Oxycodone, Hydrocodone Drugs Of Choice For Opioid Abusers

April Flowers for redOrbit.com – Your Universe Online

In the past 15 years, prescription opioid abuse has reached epidemic levels. Researchers investigating why abusers favor one prescription medication over another have discovered that oxycodone and hydrocodone are the drugs of choice for 75 percent of opioid-dependent people.

Oxycodone is the most popular drug over all, according to a study published in the journal PAIN, because of the high quality of the high for those who were after such effects. Hydrocodone has lower euphoric qualities; however it remains one of the most popular primary drugs. Users also say they are concerned about acetaminophen poisoning since, until recently, all hydrocodone products contained non-steroidal anti-inflammatory drugs.

Opioids are used to manage pain in general medicine and dentistry and are well known for their analgesic properties and their ability to produce a high. Misuse has risen in most opioid classes. Hydrocodone and oxycodone, which are the most commonly prescribed opioids in the US, both have a long history of non-therapeutic purposes and are by far the most popular drugs of choice among abusers.

A team of researchers from the Department of Psychiatry at Washington University in St. Louis and the Center for Applied Research on Substance Use and Health Disparities at Nova Southeastern University investigated the factors that influence the choice of primary drugs of abuse in 3,250 opioid-dependent patients entering drug-treatment programs across America.

Study participants were identified through the ongoing nationwide Survey of Key Informants’ Patients (SKIP) program, which is a key element of the post-marketing surveillance system, Researched Abuse, Diversion and Addiction-Related Surveillance (RADARS®) System. More than 150 public and privately funded treatment centers, geographically balanced between urban, suburban and rural patients, are part of the SKIP system.

The team used anonymous, self-administered surveys to assess the influence of sex, age, race/ethnicity, area of residence, source of income, health-care coverage, drug-use patterns, and other decision-related factors in order to determine the choice of one opioid over another. To enrich the study, the team recruited an additional 200 patients who previously had completed the SKIP survey and indicated that they were willing to give up their anonymity to participate in a follow-up study using non-structured, qualitative interviews, dubbed Researchers and Participants Interacting Directly (RAPID).

The results showed that significantly more users chose oxycodone (47 percent) than hydrocodone (29.4 percent). For the most part, this was because the quality of the high was viewed to be much better by oxycodone users (54 percent) than hydrocodone users (20 percent). When asked why they chose a particular primary drug, 90 percent selected mood alteration. A very large percentage of both sample groups — 50 percent and 60 percent — indicated that the treatment of pain was also a factor in their use. This finding suggests that, in the view of many patients, pain was inadequately managed.

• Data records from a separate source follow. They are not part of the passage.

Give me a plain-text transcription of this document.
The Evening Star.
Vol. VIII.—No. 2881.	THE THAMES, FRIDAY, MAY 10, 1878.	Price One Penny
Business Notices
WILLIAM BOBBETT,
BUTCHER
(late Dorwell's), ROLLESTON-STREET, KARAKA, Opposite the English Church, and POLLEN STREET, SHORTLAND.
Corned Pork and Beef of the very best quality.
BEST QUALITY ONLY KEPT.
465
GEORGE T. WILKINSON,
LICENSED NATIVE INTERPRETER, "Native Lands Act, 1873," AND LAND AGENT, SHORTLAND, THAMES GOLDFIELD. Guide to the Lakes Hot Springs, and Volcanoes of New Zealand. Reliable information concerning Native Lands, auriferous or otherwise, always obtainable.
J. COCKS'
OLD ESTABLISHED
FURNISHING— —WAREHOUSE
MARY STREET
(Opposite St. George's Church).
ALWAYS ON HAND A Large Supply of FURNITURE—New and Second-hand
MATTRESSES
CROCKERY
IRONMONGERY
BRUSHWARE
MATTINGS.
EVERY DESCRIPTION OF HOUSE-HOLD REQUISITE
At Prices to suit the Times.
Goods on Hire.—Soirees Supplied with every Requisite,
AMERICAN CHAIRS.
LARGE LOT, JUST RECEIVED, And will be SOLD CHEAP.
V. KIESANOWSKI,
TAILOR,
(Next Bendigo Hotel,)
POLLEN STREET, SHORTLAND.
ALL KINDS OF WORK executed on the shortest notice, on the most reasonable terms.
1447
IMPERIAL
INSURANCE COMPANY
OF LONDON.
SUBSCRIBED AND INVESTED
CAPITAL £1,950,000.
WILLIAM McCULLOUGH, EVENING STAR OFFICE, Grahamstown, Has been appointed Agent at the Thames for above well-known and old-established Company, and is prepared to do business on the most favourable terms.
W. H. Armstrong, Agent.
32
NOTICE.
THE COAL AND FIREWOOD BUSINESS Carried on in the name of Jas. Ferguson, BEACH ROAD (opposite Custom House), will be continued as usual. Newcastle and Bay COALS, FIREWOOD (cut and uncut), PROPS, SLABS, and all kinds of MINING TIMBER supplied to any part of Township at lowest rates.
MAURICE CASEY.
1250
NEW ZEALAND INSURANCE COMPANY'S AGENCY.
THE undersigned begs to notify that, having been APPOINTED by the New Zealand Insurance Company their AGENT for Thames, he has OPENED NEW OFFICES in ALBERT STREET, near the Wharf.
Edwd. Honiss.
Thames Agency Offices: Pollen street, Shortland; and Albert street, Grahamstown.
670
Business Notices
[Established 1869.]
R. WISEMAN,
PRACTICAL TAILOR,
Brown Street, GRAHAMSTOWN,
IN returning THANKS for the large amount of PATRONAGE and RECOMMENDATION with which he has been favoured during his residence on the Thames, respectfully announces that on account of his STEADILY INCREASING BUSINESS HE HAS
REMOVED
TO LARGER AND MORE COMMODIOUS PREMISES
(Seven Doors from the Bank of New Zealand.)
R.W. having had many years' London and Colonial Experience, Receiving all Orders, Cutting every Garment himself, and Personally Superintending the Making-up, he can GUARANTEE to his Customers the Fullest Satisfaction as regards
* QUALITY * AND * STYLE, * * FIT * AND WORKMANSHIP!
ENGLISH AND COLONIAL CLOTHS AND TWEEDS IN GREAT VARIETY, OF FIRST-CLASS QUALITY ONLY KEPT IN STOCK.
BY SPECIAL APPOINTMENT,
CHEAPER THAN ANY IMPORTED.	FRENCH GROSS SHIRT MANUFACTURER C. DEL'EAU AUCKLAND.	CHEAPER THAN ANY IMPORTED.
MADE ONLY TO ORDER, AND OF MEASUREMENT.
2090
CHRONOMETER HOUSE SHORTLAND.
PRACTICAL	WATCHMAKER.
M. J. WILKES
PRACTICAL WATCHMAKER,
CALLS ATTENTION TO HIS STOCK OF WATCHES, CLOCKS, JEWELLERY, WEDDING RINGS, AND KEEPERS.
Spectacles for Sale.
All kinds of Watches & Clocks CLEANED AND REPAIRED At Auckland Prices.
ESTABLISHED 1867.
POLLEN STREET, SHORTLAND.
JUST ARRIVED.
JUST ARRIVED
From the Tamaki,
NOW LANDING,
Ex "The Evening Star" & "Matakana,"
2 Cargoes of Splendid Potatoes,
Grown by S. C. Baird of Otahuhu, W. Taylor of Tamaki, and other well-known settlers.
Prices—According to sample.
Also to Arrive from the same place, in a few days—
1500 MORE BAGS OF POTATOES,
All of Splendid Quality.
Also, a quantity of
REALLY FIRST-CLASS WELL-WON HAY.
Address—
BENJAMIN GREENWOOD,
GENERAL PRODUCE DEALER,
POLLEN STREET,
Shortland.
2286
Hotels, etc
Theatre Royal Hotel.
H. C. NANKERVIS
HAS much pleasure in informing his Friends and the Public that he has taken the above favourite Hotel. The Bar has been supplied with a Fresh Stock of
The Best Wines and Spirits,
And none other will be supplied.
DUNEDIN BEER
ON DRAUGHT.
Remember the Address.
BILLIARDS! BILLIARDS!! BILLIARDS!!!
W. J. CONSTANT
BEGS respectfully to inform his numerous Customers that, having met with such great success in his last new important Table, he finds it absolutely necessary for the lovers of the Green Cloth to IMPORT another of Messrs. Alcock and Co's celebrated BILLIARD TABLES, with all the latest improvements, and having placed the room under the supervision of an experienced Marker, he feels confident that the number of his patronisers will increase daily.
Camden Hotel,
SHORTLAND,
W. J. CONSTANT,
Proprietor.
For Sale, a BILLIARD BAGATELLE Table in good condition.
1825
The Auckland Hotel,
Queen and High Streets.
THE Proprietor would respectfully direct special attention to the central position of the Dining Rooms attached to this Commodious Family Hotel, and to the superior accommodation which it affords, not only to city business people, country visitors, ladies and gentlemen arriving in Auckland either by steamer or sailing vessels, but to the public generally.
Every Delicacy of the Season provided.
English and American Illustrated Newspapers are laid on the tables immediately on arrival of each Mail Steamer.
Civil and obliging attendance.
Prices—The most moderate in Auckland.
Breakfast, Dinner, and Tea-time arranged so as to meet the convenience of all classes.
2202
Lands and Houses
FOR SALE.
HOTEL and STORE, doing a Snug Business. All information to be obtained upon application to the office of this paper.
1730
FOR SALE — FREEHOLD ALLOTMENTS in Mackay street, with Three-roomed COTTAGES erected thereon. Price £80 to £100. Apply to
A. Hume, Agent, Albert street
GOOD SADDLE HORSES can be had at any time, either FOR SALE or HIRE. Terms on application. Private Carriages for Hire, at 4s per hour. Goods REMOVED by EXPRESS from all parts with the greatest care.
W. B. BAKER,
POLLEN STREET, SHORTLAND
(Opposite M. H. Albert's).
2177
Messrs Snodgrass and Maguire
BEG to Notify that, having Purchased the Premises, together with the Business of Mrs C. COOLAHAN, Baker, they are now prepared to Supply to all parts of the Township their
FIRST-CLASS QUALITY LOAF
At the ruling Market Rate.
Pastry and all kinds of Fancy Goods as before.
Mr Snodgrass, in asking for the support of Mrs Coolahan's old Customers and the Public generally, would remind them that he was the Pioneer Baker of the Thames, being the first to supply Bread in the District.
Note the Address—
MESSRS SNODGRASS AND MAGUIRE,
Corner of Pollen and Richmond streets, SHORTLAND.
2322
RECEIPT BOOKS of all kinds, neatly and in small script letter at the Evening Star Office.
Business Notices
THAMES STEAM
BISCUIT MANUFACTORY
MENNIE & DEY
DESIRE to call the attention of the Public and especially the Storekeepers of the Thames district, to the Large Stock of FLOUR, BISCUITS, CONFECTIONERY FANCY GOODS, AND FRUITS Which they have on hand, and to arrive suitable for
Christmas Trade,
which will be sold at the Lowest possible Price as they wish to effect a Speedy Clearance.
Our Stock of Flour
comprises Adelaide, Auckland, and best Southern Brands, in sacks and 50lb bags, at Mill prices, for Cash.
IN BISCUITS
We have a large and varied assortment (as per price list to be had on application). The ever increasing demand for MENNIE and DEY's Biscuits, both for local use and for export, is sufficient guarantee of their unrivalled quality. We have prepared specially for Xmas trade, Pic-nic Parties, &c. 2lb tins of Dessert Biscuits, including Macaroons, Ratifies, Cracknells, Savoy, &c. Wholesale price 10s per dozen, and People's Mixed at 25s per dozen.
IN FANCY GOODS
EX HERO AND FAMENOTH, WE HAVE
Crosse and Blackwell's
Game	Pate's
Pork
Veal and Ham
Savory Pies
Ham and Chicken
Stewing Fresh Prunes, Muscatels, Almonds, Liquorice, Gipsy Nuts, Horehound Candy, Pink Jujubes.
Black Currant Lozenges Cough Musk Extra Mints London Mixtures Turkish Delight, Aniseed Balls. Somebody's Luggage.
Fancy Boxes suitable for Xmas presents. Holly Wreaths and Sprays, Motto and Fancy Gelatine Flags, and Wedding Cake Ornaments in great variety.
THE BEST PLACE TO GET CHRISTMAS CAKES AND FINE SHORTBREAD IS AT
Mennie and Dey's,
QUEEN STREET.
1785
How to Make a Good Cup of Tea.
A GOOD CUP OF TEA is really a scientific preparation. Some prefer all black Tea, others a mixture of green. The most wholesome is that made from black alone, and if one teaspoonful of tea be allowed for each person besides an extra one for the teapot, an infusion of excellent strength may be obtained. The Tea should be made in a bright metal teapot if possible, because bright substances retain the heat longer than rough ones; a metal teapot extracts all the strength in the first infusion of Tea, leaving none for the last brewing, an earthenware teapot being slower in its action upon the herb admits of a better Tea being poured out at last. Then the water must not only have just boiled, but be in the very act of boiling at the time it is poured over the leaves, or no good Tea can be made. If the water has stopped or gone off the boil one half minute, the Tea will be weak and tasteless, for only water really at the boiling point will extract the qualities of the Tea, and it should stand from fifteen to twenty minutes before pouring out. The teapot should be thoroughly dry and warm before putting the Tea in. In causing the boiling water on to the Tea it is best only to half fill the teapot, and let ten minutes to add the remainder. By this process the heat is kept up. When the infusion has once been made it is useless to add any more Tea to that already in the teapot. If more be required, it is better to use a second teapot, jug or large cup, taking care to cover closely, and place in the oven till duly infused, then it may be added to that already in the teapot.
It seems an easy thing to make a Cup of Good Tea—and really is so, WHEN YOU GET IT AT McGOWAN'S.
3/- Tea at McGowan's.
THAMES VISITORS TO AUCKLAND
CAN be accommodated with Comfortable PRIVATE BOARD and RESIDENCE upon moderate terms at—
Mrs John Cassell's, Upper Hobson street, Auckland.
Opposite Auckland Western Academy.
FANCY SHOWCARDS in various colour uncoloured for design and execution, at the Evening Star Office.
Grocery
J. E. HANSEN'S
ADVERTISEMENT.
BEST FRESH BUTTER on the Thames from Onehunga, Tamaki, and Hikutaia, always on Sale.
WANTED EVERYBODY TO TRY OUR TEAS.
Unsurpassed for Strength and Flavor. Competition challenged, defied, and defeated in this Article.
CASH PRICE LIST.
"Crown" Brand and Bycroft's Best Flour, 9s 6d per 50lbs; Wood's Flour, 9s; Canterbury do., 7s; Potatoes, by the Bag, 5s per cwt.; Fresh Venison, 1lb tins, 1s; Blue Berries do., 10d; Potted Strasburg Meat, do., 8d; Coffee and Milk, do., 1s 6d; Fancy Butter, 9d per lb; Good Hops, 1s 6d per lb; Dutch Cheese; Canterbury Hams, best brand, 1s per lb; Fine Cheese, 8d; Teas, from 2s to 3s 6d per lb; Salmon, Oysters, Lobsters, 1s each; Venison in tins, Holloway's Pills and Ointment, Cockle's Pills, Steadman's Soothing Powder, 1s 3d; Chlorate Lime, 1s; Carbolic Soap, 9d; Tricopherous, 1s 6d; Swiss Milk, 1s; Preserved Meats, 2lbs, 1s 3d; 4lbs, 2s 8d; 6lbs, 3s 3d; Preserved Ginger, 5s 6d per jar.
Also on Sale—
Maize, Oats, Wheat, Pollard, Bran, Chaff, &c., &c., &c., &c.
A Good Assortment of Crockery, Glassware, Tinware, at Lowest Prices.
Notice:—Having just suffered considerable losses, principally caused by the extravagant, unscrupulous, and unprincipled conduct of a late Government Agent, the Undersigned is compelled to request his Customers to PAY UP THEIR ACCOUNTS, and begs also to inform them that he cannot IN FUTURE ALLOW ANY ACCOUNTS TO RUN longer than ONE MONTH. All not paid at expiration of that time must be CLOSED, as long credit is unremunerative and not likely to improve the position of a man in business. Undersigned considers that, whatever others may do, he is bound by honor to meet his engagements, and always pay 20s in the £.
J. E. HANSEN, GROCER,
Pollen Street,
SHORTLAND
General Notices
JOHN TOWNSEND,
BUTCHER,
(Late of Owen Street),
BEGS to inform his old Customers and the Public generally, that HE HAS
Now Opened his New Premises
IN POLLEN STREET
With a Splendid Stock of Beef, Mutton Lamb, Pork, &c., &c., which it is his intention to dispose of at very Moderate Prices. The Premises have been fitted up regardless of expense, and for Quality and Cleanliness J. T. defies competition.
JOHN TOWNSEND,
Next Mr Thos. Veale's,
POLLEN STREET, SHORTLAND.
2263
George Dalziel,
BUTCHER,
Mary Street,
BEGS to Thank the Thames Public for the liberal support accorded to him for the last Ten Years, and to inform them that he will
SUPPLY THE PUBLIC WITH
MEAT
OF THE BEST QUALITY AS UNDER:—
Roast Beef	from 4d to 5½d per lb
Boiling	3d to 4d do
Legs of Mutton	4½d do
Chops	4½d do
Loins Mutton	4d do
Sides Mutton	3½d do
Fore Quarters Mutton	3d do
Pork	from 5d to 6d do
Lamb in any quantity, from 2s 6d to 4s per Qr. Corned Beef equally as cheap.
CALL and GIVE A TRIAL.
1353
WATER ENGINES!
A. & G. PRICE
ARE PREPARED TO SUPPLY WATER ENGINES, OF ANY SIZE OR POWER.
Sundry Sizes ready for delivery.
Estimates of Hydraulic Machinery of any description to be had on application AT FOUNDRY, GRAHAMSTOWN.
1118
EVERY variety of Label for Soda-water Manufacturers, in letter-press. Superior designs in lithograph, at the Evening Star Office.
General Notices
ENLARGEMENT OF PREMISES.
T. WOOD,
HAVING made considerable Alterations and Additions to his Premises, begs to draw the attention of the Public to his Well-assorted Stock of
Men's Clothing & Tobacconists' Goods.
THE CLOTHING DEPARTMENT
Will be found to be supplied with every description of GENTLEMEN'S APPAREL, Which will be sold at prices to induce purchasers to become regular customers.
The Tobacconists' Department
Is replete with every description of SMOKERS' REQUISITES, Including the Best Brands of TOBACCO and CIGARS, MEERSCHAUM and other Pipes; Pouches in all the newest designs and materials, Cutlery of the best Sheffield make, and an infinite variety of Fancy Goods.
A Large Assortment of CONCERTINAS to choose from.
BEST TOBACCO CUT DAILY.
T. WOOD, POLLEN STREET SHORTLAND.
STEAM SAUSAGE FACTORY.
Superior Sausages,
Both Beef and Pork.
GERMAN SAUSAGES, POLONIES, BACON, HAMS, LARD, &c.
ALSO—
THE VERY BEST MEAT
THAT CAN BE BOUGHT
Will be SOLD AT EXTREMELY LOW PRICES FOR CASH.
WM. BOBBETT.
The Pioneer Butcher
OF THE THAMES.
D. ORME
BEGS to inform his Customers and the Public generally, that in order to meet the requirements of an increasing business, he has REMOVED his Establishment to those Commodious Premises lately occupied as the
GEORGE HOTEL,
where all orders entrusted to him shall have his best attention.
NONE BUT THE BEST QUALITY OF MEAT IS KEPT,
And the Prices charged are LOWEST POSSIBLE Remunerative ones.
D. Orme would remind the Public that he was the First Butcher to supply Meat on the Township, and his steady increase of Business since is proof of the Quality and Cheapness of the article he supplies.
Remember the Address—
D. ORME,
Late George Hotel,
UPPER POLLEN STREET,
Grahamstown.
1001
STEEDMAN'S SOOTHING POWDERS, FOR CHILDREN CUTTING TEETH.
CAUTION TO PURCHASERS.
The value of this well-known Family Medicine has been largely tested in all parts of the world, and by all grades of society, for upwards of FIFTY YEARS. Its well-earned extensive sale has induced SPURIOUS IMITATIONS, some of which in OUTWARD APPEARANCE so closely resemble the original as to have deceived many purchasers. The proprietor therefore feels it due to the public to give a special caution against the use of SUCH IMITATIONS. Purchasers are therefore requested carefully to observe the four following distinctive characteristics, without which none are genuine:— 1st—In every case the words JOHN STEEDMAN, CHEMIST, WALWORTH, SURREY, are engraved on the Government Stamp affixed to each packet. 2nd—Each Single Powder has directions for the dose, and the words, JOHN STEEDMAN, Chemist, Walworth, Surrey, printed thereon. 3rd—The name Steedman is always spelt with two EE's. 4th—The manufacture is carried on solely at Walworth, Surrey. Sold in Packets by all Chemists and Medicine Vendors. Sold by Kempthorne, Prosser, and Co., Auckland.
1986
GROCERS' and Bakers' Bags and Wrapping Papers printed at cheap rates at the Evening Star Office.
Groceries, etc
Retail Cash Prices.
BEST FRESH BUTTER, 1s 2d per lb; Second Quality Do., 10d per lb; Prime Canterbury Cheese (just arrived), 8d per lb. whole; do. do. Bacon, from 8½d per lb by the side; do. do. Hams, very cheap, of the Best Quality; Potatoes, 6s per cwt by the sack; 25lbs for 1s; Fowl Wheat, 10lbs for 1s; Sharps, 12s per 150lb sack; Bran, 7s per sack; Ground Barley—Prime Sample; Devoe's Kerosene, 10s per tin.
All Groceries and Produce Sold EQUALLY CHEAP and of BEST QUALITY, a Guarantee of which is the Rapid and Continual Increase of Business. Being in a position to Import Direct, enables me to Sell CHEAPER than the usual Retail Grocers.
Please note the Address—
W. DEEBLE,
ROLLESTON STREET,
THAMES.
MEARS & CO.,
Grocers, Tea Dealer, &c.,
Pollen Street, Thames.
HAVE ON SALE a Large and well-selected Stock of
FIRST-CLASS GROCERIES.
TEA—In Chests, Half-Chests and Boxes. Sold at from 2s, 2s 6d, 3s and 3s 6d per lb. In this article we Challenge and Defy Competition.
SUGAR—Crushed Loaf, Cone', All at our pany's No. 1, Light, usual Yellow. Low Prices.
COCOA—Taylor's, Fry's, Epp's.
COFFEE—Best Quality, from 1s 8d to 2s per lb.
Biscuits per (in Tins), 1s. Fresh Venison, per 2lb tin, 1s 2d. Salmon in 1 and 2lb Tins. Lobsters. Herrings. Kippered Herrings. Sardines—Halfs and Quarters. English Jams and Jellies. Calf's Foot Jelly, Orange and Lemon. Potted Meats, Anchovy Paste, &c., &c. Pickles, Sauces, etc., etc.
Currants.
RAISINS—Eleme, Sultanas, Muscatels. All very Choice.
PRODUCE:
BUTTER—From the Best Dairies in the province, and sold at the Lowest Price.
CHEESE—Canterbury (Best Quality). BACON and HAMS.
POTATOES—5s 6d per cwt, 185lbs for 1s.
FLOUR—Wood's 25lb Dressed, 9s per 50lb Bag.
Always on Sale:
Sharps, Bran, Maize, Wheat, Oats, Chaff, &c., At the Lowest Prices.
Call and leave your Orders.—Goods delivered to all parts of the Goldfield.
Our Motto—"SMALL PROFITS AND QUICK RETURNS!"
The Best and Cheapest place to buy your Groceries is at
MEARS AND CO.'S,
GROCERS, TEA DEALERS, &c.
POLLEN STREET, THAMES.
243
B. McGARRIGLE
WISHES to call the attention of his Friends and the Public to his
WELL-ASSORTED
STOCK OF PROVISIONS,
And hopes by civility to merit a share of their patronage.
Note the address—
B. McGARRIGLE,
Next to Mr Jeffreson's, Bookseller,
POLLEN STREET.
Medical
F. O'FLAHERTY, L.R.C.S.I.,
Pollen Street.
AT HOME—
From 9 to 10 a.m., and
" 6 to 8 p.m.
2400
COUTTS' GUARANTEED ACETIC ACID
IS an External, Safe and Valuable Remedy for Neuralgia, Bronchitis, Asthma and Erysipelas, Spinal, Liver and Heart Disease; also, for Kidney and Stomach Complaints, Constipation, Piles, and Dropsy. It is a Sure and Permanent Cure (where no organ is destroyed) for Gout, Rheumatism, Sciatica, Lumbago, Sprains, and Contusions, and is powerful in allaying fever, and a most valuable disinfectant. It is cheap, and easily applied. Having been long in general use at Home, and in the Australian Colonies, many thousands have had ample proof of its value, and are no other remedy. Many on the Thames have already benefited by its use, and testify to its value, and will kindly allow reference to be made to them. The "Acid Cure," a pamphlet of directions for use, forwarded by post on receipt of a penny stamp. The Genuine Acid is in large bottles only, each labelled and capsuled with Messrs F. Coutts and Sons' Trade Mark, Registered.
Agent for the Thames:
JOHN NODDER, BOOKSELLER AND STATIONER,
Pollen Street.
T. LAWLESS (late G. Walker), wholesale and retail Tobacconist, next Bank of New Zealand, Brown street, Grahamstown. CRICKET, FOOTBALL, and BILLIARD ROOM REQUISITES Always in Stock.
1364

Hydrocodone is viewed as less attractive than oxycodone by active abusers despite its high abuse rates among prescription opioid abusers. This is because, unlike many oxycodone products that are 100 percent oxycodone, hydrocodone is frequently combined with acetaminophen, which can deter users from increasing the dose to get high.

In contrast, oxycodone users are more likely to tamper with their drugs in order to inhale or inject the drug. In 2010, the introduction of an OxyContin abuse-deterrent formulation led to a significant drop in the use of OxyContin. The overall impact on total oxycodone users, however, was not sufficiently significant to change the rank of order of abuse rates; oxycodone products remained more popular than hydrocodone products.

One of the essential questions for this study is why hydrocodone remains one of the most popular primary drugs even though it produces a lower quality of high and raises the potential for acetaminophen poisoning.

“The data show that hydrocodone is popular because it is relatively inexpensive, easily accessible through physicians, friends, and families, and is perceived as relatively safe to use, particularly by risk-averse users. This group includes generally risk-averse women, elderly people, non-injectors, and those who prefer safer modes of acquisition than dealers, such as doctors, friends, or family members,” says Theodore J. Cicero, PhD, of the Department of Psychiatry at Washington University in St. Louis. “In contrast, we found that oxycodone is much more attractive to risk-tolerant young male users who prefer to inject or snort their drugs to get high and are willing to use riskier forms of diversion despite paying twice as much for oxycodone than hydrocodone.

“It is clear that not all drug abusers share the same characteristics,” he continues. “The decision to use one drug over another is a complex one, largely attributable to individual differences such as personality, gender, age, and other factors. Prevention and treatment approaches should benefit from this because it may help prescribing physicians determine which drug to prescribe and monitor for abuse.”